Career Advice to My Younger Self

  1. Imaginative experiment 1: Think back to when you were 7 or 8 years old. You’re at a dinner surrounded by parents, aunts, uncles, grandparents. Someone asks you, “What will you be when you grow up?” Answer as if you were that 7-year-old. What’s the reaction of your family around the table? Laughter? Teasing? Disbelief? Scoffing? What’s your reaction to what your 7-year-old self said? Whose reaction is most important to you? Source: [The Ultimate Anti-Career Guide] (https://www.audible.com/pd/The-Ultimate-Anti-Career-Guide-Audiobook/B002VA8HD4?qid=1642099378&sr=1-1&ref=a_search_c3_lProduct_1_1&pf_rd_p=83218cca-c308-412f-bfcf-90198b687a2f&pf_rd_r=4NWGK7Y15THH5ZEYCXSH)

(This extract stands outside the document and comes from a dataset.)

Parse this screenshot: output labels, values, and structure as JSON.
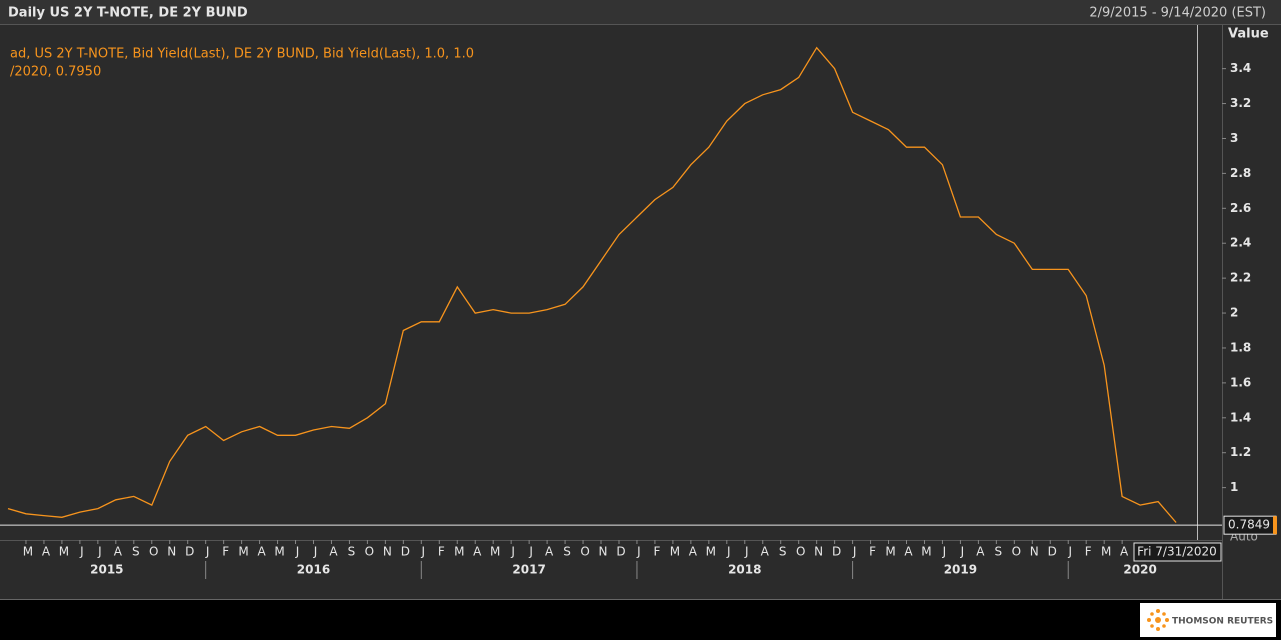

  2. Imaginative experiment 2: You’re at your retirement party. Your colleagues are celebrating your life and career. What are they celebrating you for? Were you a great manager? A visionary? A great teacher? A skilled navigator of the bureaucracy? What footprint did you leave behind in their lives?
  3. Where do you want to work? Use LinkedIn to find contacts there and invite someone out for a coffee meeting. Don’t talk about yourself: ask about their work, what interests them about it, what keeps them there, etc. Make friends, don’t network. Schedule 3 or 4 coffee meetings a month, let people know you’re out there and you’re interested. Source: Ask the Headhunter, and a few other places.

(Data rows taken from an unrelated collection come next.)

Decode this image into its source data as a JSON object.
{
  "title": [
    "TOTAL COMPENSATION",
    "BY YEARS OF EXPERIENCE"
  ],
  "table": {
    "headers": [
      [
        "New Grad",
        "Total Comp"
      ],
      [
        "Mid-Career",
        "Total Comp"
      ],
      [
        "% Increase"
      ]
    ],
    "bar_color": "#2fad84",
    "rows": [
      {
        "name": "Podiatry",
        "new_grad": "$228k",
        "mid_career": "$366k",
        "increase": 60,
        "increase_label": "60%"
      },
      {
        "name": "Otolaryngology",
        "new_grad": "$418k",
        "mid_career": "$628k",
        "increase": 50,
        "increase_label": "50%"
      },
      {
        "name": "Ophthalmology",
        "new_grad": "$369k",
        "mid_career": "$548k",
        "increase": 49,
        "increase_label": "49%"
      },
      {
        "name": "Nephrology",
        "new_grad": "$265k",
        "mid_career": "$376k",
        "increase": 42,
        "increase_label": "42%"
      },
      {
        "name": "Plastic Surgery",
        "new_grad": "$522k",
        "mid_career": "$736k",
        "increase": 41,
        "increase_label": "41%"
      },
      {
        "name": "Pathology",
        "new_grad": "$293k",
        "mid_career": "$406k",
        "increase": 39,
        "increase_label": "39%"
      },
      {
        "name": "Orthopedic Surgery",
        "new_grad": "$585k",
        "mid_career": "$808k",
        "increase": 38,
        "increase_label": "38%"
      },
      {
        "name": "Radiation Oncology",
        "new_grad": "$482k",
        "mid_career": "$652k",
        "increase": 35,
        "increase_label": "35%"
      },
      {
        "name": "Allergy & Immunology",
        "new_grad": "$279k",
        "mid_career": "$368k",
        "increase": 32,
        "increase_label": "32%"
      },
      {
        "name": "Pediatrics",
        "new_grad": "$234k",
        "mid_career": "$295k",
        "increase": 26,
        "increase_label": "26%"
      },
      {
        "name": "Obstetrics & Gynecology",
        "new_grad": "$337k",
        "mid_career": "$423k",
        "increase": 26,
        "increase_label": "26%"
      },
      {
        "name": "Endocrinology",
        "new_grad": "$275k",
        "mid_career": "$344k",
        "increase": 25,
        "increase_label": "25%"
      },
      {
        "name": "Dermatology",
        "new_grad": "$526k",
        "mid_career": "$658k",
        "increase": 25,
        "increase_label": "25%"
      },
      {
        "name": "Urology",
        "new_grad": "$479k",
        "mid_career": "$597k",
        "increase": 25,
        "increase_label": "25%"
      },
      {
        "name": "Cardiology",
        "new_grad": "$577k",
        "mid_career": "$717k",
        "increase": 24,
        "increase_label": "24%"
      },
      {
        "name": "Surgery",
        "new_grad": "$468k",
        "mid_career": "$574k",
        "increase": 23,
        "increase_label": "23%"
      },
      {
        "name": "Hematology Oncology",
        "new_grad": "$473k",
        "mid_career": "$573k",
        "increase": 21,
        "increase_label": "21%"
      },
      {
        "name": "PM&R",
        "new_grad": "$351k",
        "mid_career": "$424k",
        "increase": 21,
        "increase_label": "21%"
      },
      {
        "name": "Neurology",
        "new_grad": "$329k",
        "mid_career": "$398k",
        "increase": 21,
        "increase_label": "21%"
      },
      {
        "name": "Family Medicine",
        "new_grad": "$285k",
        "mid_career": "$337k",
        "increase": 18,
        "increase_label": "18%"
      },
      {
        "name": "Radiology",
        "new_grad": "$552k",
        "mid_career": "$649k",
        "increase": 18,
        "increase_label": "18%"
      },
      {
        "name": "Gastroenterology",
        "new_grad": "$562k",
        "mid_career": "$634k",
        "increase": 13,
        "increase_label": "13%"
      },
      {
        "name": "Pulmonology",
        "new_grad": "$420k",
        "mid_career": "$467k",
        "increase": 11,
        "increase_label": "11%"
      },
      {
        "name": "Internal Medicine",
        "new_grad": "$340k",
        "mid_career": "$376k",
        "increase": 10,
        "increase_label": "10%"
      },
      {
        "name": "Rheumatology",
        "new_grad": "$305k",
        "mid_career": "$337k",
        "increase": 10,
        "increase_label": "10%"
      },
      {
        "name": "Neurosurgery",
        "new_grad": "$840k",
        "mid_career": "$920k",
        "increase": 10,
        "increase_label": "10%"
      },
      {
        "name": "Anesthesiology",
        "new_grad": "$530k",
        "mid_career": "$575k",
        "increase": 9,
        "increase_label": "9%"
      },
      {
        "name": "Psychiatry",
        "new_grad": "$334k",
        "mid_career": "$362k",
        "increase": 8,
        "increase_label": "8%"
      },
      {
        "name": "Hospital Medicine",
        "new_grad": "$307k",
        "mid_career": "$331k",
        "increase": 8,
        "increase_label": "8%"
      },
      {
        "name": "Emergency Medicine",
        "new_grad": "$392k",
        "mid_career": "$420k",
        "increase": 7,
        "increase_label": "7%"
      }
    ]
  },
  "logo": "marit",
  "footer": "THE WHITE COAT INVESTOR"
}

  4. In my 20s-40s, I switched jobs every four years, it seemed. By that time, I’d figured out the job, was bored, and wanted to be tested and challenged elsewhere. Think in terms of job adventures. Don’t hone a set of skills so specialized and local that they make you the perfect employee at your current job. When you start a new job, start looking for the next job. Maybe apply for jobs via LinkedIn to see if the marketplace values your current skillset.
  5. Don’t worry too much about this mythical thing called “a career.” Look after the little things, like doing work you find valuable and worthwhile. The career will look after itself.